Far from shrinking, employment in call centers stands at an all-time high of 5 million. Talkdesk founder Tiago Paiva predicts that figure will continue to rise as companies increasingly seek to excel on customer service. "If agents can solve problems faster, we might get to a point where you don't need as many agents," says Paiva, whose company makes call-center software. "But it's not going to be significant, because the customer is calling so much more now."
"The best chess players are not machines," says co-founder Pentland. "They're humans and machines together."
Then again, just as we humans overestimate our empathy, we may also overrate machines' rationality. "A.I. is really good at solving well-posed problems," Feast says. "But it's just a statistical equation that looks at bits of data. That's all it is. It doesn't have a model of the world. Humans are fantastic at asking questions and posing problems. Most things in human existence are a collaboration."

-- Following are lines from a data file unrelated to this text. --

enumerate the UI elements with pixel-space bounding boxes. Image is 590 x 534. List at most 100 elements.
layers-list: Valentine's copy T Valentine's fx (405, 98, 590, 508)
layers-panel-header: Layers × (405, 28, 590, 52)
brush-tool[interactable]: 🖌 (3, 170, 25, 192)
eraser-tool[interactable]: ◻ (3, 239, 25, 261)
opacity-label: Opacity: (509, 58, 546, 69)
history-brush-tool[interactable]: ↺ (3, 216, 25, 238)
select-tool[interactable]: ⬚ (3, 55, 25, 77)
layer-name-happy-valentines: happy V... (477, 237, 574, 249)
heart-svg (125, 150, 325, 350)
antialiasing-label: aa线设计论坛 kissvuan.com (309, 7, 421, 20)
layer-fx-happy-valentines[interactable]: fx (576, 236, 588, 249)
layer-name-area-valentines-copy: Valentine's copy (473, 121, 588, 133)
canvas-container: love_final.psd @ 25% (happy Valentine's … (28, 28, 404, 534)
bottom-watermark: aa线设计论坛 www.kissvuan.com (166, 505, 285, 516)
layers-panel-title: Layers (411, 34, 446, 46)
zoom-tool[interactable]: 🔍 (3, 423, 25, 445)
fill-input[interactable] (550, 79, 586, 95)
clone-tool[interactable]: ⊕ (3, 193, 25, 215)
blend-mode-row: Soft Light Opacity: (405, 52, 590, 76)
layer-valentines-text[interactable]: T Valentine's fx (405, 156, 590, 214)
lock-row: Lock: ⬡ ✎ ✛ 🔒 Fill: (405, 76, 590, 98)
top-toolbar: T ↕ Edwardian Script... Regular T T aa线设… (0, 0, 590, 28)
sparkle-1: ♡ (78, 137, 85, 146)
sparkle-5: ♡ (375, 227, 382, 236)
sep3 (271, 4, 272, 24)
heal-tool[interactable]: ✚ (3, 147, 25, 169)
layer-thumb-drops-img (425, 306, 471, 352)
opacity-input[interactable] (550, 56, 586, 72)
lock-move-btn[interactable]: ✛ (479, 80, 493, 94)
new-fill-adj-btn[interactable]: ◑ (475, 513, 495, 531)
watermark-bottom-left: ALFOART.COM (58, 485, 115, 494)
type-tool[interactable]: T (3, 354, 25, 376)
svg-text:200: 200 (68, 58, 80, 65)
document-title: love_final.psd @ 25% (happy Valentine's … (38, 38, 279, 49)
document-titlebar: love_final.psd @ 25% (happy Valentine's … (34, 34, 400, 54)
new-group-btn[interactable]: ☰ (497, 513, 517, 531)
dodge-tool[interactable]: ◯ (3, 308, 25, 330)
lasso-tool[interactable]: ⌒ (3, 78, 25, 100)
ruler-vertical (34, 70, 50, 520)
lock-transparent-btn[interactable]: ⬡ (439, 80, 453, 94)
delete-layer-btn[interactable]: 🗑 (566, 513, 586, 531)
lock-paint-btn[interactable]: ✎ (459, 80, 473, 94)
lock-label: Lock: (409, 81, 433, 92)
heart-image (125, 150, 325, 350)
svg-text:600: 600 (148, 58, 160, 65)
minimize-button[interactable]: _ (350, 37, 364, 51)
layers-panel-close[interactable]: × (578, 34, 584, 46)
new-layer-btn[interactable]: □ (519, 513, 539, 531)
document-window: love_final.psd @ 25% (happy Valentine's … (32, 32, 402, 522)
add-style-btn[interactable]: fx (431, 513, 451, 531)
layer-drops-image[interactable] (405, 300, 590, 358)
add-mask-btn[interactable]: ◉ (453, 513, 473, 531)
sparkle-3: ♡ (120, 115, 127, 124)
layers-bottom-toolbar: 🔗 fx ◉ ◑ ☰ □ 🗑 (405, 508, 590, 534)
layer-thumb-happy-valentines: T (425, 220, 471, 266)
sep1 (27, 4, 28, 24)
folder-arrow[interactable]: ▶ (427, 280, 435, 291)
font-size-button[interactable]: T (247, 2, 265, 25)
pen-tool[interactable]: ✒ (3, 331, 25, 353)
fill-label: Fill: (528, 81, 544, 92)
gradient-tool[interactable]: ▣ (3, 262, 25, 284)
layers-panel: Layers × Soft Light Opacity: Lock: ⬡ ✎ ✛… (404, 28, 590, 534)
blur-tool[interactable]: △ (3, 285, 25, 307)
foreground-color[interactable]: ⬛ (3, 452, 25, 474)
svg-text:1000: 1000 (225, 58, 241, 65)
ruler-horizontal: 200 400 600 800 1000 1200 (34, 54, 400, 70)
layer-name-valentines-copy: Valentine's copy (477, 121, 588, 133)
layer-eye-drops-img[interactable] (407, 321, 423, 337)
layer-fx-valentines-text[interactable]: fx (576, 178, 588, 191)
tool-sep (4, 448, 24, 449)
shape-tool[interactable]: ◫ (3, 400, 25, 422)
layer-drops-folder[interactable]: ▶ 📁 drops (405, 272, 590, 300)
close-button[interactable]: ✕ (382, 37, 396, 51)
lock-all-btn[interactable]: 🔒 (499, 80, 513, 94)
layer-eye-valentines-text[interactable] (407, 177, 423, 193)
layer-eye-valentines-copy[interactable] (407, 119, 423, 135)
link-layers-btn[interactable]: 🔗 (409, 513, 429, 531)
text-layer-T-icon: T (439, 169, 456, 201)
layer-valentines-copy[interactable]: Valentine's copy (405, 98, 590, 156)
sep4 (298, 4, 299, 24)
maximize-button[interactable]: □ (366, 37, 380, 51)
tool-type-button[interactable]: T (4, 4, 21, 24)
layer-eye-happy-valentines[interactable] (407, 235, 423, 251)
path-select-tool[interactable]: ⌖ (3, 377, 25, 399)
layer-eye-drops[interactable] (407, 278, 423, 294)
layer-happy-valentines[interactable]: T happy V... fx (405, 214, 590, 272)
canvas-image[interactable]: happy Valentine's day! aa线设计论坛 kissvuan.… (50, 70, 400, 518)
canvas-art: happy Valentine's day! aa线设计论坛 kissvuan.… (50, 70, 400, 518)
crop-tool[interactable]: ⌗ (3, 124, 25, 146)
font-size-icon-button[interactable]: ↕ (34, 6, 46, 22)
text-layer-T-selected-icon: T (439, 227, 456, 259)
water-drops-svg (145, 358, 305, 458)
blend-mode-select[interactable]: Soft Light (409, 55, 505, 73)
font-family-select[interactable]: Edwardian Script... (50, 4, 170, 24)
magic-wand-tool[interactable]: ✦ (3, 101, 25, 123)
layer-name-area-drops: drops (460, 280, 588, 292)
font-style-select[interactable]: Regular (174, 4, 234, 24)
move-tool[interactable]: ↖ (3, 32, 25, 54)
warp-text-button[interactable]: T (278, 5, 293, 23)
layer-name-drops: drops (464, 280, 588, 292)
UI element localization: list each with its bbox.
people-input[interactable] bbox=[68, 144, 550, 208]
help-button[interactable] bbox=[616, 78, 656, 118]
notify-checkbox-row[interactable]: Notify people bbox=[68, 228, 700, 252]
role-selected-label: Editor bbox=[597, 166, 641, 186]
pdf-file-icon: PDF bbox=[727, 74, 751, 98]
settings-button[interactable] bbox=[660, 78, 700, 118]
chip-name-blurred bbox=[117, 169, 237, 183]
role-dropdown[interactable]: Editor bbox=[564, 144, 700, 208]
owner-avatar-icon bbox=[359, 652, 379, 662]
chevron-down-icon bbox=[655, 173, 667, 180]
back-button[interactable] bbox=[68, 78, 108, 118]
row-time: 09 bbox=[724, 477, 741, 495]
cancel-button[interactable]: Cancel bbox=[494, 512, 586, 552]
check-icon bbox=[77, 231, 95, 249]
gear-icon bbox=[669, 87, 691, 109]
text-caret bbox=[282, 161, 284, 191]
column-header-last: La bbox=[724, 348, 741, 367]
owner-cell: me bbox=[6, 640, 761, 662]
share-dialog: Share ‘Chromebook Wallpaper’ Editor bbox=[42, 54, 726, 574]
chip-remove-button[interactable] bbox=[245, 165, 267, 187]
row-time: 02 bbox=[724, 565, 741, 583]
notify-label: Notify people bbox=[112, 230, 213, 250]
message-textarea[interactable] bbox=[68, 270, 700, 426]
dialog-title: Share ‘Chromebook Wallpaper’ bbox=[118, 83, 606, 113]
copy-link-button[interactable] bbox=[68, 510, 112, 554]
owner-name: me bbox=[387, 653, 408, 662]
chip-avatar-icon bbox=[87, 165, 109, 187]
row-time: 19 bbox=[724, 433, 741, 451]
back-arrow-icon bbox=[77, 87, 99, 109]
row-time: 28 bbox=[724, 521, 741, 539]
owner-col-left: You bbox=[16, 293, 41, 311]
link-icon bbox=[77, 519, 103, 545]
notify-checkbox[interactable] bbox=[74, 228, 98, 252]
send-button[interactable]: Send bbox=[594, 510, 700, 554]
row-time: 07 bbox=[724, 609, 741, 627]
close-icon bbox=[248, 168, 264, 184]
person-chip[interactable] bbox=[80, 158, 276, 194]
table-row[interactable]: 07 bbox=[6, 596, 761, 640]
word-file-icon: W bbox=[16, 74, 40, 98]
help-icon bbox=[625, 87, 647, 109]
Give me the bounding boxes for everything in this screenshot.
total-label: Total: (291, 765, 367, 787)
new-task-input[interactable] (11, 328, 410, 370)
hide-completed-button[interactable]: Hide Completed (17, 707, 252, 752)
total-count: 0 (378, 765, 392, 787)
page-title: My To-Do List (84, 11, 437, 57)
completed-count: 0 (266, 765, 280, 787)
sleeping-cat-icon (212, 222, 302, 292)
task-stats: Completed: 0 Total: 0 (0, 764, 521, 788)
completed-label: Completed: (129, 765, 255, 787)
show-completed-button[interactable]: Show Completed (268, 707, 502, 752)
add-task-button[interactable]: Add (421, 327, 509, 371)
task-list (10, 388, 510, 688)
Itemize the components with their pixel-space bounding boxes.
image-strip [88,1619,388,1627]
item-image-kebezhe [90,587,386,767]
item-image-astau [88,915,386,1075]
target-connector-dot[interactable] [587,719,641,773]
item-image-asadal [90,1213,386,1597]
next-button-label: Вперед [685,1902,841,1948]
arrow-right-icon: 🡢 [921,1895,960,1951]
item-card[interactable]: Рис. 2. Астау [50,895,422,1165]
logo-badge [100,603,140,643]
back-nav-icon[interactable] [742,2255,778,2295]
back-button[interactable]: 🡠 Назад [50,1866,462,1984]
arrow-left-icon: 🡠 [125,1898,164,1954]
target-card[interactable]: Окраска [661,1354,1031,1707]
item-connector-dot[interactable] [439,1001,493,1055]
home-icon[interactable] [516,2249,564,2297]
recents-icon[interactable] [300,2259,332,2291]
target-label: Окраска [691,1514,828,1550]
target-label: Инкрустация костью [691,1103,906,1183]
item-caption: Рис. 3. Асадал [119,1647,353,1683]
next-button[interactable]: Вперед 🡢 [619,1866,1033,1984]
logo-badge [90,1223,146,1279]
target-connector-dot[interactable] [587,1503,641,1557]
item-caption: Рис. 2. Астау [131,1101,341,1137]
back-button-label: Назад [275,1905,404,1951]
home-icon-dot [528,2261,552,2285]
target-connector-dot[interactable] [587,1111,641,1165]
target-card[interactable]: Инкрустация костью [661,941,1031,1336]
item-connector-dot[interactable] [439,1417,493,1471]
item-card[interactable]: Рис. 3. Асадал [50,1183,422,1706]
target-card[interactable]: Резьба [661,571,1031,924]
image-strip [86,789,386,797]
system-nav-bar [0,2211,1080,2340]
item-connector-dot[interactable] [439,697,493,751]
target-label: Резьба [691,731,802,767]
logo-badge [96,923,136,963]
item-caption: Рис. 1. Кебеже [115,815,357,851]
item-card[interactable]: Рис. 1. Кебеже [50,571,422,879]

Murray Campbell agrees. He's a distinguished IBM engineer who was on the team that built Deep Blue, which, in 1997, became the first computer to defeat a world champion chess player, Garry Kasparov, in match play. A.I. systems have come a long way since, Campbell says, but "they still have gaps--blind spots where people are better. For now, and I believe for decades to come, these gaps will have to be filled by people." The kind of deep learning that powers Cogito is great at very rapid judgments--identifying faces in a photo or translating text--but it's a long way from mastering reasoning, intuition, or strategy. For the foreseeable future, Campbell says, "I think people will just start to perform their jobs at a higher level," thanks to A.I. tools.
In other words: We'll all be cyborgs.
Charm school tips from a computer
Joshua Feast believes artificial intelligence applications like Cogito will soon be available to aid in all the important conversations in your life--job interviews, first-date flirting, buying a house. Until then, though, take the advice of Cogito's algorithms for some insights you can use right now.
Lead with consistency
One of the "honest signals" that shapes almost any interaction is emphasis--the amount of energy with which a speaker delivers his or her message. In experiments, Sandy Pentland has shown that speakers who maintain a consistent level of emphasis are seen as steadfast in their motivation and single-minded in their focus. Such speakers are viewed by others as strong leaders. Variable emphasis is a sign of indecision or wishy-washiness.
Persuade with mimicry
When two people are in conversational harmony, they unconsciously mimic each other's words, intonations, and gestures, a result of so-called mirror neurons that fire in response to others' behaviors. Pentland's research has shown that the effect works in the other direction, too: A speaker who subtly mimics his or her conversation partner is rated as more interesting, honest, and persuasive.
Soothe with recognition
Cogito uses readings of vocal-cord tension to detect when a caller is becoming excessively agitated. When this happens, the agent sees an empathy cue and is trained to respond by simply acknowledging the caller's feelings. Just saying "You sound a little frustrated" can be enough to ratchet down the tension, says Feast. "Even if you say, 'No, I'm feeling fine,' you'll immediately give me a ton of social credit for recognizing and caring."